Architectural schools are not keeping up with this new reality. They often do not teach these basic principles. You’d think one of the first courses for a student would be on solar radiation, wind energy mapping, orientation of a building to take advantage of sunshine. You could have a 30% difference before you even put the walls and windows in. Hopi Indians built buildings in harsh climates and were very smart about solar orientation, thermal mass, etc. It’s like we’ve forgotten all that and only now relearning it. The alternative is just to design dumb cookie-cutter buildings with cost being the only object.

What is the main theme of your book?

This book debunks the general public’s perception that green buildings cost more. Our data shows that’s not true. There’s also an argument that we cannot become more efficient and cut carbon emissions without hurting the economy. That’s factually wrong.Green building means greater competitiveness and jobs — that’s from the data.

Most homeowners and many builders don’t understand that buildings are the largest users of energy and sources of C02. But 45%-50% of all energy use is from buildings and building materials. Even with transportation — how you site buildings affects transportation. People would prefer to walk, have a neighborhood, a sense of community.

Who are the sponsors for your study?

The sponsors for our work include real estate organizations, AIA, APHA, NAR — these are big and fairly conservative associations. They sponsored this work in part because they want to know what is true. They’re stepping away from ideology.

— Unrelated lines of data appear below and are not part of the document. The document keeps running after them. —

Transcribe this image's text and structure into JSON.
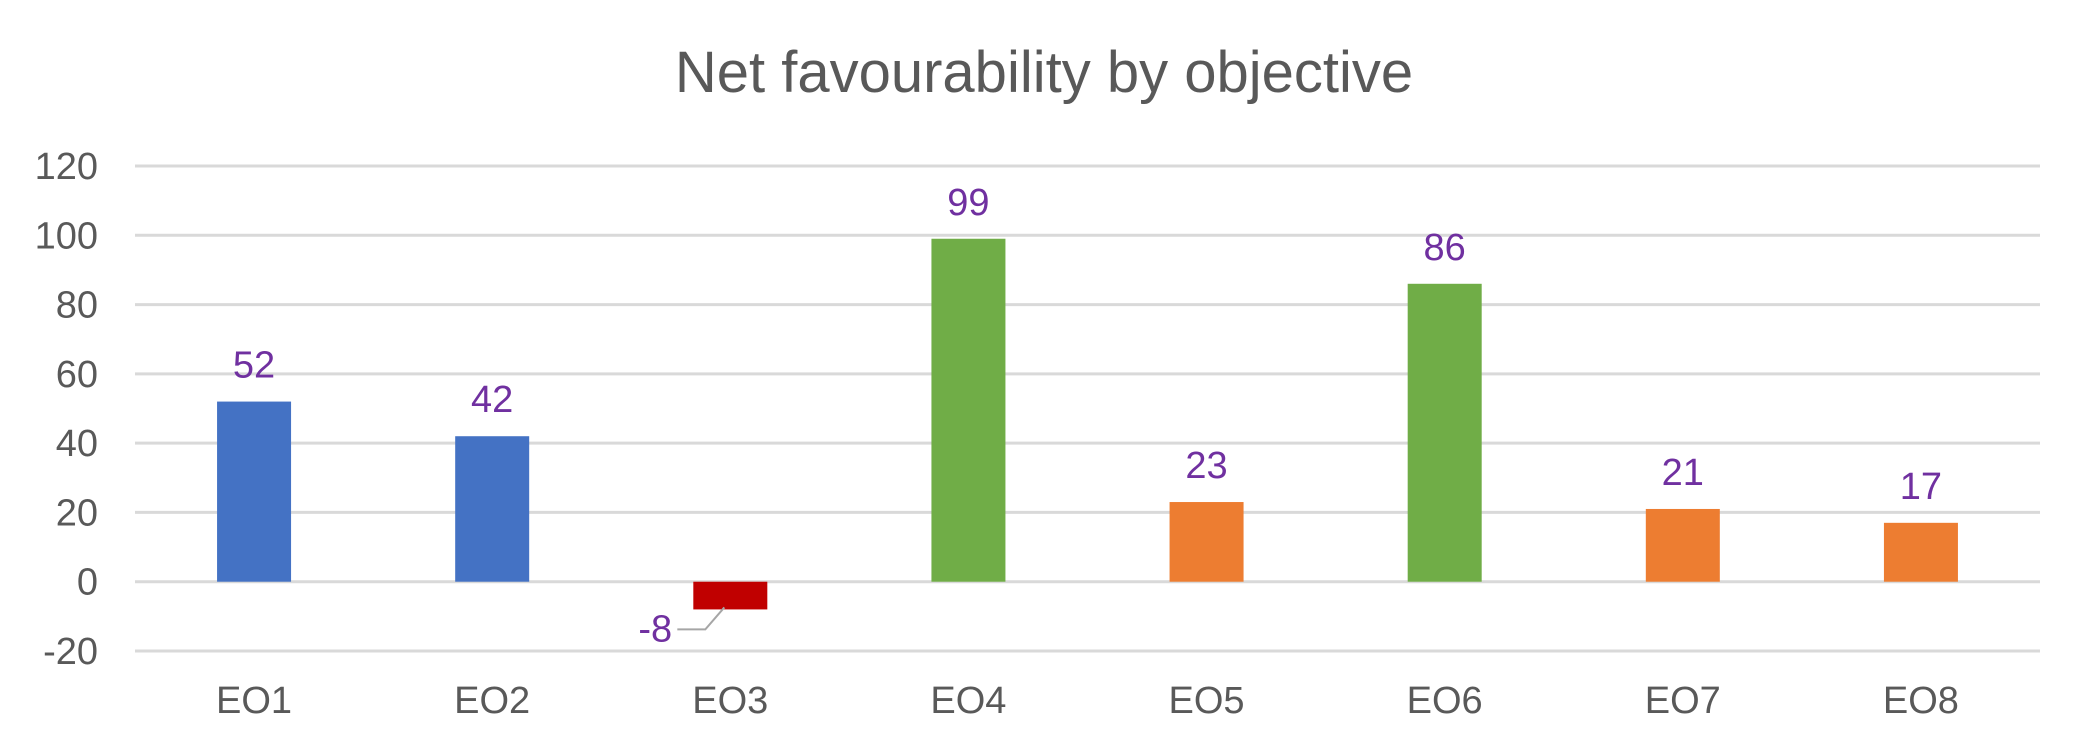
{
  "chart_data": {
    "type": "bar",
    "title": "Net favourability by objective",
    "xlabel": "",
    "ylabel": "",
    "categories": [
      "EO1",
      "EO2",
      "EO3",
      "EO4",
      "EO5",
      "EO6",
      "EO7",
      "EO8"
    ],
    "values": [
      52,
      42,
      -8,
      99,
      23,
      86,
      21,
      17
    ],
    "bar_colors": [
      "#4472c4",
      "#4472c4",
      "#c00000",
      "#70ad47",
      "#ed7d31",
      "#70ad47",
      "#ed7d31",
      "#ed7d31"
    ],
    "ylim": [
      -20,
      120
    ],
    "yticks": [
      120,
      100,
      80,
      60,
      40,
      20,
      0,
      -20
    ],
    "ytick_labels": [
      "120",
      "100",
      "80",
      "60",
      "40",
      "20",
      "0",
      "-20"
    ],
    "data_labels": [
      "52",
      "42",
      "-8",
      "99",
      "23",
      "86",
      "21",
      "17"
    ],
    "data_label_color": "#7030a0",
    "grid": true,
    "legend": "none"
  }
}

What would you say to the skeptics of green building?

People who argue that we’re unable to make deep reductions in energy use are pessimistic. They believe America has lost the capability to be innovative. The technology we’re seeing leads us to believe we can get to zero-net energy buildings cost-effectively in a decade. And we can solve this problem through the free market. The market tells you to build green, healthy buildings. By 2010, 15% of all commercial buildings can be green—and 50% in 2015.